Editorial: Communication should be first approach to prison proposal

Prescott Valley residents have an opportunity to make a decision that will affect the community for years to come. So it stands to reason that we should approach it calmly, with all the facts in hand.

Management & Training Corporation of Centerville, Utah, which already has two prisons in Arizona, is trying to respond to a Request for Proposals from the State of Arizona. The firm wants to build a self-contained prison on 100 acres in the proposed industrial park east of Fain Road near the old Fain Road. The prison, Marks said, would be the cornerstone of the proposed 600-900-acre industrial park.

The Prescott Valley Tribune called representatives of Kingman and Marana, where MTC already has prisons similar to the one it is proposing for Prescott Valley. These communities were enthusiastic about the way MTC has conducted its business in their towns, and the way inmates have improved the quality of life there through their community service.

In both communities, inmates have cleaned rights-of-way, painted town buildings, trained rescue dogs, and performed setup and cleanup for rodeos and air shows.

There have been no escapes, said Mohave County Sheriff Tom Sheahan, and the prison has turned out to be a good neighbor.

Mohave County Assessor Ron Nicholson said the Kingman-area MTC prison hasn't had a negative impact on property values.

"Land surrounding the prison was selling for $2,000 before the prison versus $20,000 now," he said. Since it is located in an industrial area there are few residences around it, but the prison hasn't caused their value to go down, he said.

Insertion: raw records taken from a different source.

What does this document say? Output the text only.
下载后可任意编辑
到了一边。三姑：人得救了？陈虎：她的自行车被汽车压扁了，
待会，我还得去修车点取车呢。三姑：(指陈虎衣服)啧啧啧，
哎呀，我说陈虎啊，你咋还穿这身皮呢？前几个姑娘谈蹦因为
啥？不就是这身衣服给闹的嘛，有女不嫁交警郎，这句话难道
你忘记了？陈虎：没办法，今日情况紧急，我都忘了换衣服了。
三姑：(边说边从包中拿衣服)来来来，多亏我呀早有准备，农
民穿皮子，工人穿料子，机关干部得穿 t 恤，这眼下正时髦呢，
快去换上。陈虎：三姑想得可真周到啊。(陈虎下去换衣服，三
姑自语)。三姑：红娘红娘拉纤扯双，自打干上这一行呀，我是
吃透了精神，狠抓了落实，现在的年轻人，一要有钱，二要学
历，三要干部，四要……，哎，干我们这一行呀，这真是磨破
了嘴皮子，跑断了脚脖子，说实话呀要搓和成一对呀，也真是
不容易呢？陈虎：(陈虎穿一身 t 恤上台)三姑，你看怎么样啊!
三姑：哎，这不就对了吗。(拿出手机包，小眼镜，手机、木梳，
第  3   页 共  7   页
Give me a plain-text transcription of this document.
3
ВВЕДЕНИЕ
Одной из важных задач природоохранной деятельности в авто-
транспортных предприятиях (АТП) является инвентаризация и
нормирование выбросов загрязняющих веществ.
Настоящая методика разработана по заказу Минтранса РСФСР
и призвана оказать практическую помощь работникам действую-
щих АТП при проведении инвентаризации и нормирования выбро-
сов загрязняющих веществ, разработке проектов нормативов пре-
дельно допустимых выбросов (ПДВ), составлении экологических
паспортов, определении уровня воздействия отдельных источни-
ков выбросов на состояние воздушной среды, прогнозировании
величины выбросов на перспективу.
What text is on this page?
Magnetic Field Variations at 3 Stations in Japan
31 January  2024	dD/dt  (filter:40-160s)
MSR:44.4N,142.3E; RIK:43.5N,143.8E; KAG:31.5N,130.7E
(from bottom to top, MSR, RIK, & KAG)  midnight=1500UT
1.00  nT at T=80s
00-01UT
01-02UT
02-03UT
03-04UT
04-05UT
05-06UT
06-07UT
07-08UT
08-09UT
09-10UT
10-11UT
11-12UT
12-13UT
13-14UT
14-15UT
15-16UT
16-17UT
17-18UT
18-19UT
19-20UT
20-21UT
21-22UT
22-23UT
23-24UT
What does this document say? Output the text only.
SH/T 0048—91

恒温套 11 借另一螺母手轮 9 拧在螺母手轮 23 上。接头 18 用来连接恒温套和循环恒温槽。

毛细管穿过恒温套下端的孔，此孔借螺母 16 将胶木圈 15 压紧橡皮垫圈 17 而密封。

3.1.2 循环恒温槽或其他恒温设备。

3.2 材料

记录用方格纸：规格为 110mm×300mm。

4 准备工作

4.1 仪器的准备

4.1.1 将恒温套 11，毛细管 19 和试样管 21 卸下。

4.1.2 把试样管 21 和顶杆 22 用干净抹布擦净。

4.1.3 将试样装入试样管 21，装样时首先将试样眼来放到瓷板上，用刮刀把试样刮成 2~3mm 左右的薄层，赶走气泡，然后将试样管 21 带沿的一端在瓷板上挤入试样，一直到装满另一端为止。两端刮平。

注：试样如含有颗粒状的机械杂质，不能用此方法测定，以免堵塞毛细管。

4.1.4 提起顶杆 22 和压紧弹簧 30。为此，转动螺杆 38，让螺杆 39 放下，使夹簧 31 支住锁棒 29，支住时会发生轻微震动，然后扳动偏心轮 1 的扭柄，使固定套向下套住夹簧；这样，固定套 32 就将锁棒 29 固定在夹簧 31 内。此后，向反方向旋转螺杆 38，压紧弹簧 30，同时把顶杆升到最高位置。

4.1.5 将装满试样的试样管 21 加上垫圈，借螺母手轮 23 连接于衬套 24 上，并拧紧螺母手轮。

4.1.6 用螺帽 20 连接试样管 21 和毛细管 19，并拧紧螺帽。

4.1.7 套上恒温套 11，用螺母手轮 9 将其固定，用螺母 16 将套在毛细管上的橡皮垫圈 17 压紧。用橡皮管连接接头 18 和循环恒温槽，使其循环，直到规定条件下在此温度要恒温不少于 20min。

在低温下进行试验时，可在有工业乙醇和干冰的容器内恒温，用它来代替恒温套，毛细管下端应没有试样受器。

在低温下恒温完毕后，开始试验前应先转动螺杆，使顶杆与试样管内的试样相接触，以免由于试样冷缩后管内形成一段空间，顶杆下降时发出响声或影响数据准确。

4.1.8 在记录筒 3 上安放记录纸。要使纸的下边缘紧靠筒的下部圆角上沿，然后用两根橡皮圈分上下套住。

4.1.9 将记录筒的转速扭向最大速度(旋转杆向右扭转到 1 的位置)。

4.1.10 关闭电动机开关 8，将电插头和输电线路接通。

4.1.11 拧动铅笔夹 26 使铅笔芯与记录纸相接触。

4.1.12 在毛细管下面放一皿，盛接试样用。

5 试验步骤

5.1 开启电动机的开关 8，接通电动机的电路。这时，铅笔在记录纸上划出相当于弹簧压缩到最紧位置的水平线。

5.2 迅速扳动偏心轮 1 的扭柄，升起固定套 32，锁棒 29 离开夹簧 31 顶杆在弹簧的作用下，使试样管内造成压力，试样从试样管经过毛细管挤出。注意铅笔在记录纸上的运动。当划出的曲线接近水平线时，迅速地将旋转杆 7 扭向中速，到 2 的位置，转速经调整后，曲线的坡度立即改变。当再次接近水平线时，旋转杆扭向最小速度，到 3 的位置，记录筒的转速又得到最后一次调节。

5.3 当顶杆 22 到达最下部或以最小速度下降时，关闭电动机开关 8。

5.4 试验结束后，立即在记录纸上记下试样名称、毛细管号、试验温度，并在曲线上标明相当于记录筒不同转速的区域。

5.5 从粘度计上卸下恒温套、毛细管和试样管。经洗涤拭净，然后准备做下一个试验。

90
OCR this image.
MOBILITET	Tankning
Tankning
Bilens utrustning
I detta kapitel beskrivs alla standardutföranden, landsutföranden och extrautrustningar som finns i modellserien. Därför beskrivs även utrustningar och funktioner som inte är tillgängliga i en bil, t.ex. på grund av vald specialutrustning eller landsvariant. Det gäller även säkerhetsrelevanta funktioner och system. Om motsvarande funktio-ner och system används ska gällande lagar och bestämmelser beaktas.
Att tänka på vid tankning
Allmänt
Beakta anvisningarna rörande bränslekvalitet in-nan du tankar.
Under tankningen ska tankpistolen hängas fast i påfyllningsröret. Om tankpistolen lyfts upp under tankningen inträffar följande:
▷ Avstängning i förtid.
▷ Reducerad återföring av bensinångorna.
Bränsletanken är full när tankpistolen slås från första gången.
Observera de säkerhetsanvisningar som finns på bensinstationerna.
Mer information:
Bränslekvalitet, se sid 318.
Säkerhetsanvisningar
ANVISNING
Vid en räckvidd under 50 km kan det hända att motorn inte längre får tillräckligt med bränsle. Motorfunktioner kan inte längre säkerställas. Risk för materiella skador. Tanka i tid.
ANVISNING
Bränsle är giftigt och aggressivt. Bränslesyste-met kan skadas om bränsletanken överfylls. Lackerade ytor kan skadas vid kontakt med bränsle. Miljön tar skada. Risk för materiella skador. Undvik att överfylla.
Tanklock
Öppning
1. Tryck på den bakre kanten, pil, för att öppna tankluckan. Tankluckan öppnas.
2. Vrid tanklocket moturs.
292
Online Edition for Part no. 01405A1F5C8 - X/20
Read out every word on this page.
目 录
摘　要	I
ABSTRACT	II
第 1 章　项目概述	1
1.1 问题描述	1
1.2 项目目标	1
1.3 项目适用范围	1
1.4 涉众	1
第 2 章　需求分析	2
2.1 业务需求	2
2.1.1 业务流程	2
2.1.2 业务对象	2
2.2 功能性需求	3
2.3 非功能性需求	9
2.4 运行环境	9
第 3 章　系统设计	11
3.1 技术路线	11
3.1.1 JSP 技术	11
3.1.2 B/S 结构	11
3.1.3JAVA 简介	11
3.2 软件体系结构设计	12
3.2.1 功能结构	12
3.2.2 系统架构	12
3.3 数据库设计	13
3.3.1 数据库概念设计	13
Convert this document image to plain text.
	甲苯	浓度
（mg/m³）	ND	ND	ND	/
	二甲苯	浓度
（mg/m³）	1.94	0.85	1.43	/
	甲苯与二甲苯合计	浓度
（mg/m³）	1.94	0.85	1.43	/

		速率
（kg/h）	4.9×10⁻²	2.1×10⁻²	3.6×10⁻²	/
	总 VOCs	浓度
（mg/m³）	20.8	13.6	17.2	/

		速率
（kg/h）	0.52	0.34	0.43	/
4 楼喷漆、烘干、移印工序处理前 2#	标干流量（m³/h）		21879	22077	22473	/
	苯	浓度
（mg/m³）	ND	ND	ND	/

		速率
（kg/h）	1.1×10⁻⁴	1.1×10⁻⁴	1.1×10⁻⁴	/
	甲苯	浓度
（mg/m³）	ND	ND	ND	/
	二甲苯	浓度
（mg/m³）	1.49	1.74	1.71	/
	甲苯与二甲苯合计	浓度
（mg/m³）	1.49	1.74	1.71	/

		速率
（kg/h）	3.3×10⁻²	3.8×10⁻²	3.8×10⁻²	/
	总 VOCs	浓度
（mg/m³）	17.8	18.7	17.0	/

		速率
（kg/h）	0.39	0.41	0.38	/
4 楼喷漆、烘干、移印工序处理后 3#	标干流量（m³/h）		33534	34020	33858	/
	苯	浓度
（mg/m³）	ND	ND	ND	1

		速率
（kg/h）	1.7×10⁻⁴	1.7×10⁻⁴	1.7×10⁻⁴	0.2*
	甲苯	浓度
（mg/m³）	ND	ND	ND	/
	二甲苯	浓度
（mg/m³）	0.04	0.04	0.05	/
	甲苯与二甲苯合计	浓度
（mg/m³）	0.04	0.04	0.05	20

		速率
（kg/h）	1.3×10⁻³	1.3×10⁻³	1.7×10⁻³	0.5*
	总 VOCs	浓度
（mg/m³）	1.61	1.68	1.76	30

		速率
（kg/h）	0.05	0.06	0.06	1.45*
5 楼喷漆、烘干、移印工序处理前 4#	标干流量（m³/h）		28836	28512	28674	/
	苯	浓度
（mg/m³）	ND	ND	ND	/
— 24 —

Prescott Valley residents have plenty of good questions, and one good example is today's letter to the editor from resident Douglas Kearney. Town officials must carefully consider the proposal from MTC with all the facts in mind, and they must listen and satisfactorily answer what has already become a barrage of questions from residents.

On the other hand, residents should listen and ask, and then carefully consider the facts about the proposed prison without jumping to conclusions. Prescott Valley needs to diversify its job base, and a proposal that promises 400-500 jobs at a starting wage of $15 per hour is one that bears at least careful thought.

Prescott Valley residents appreciate our quality of life, and now is a good time to show we can keep our wits about us and make a quality decision about our future.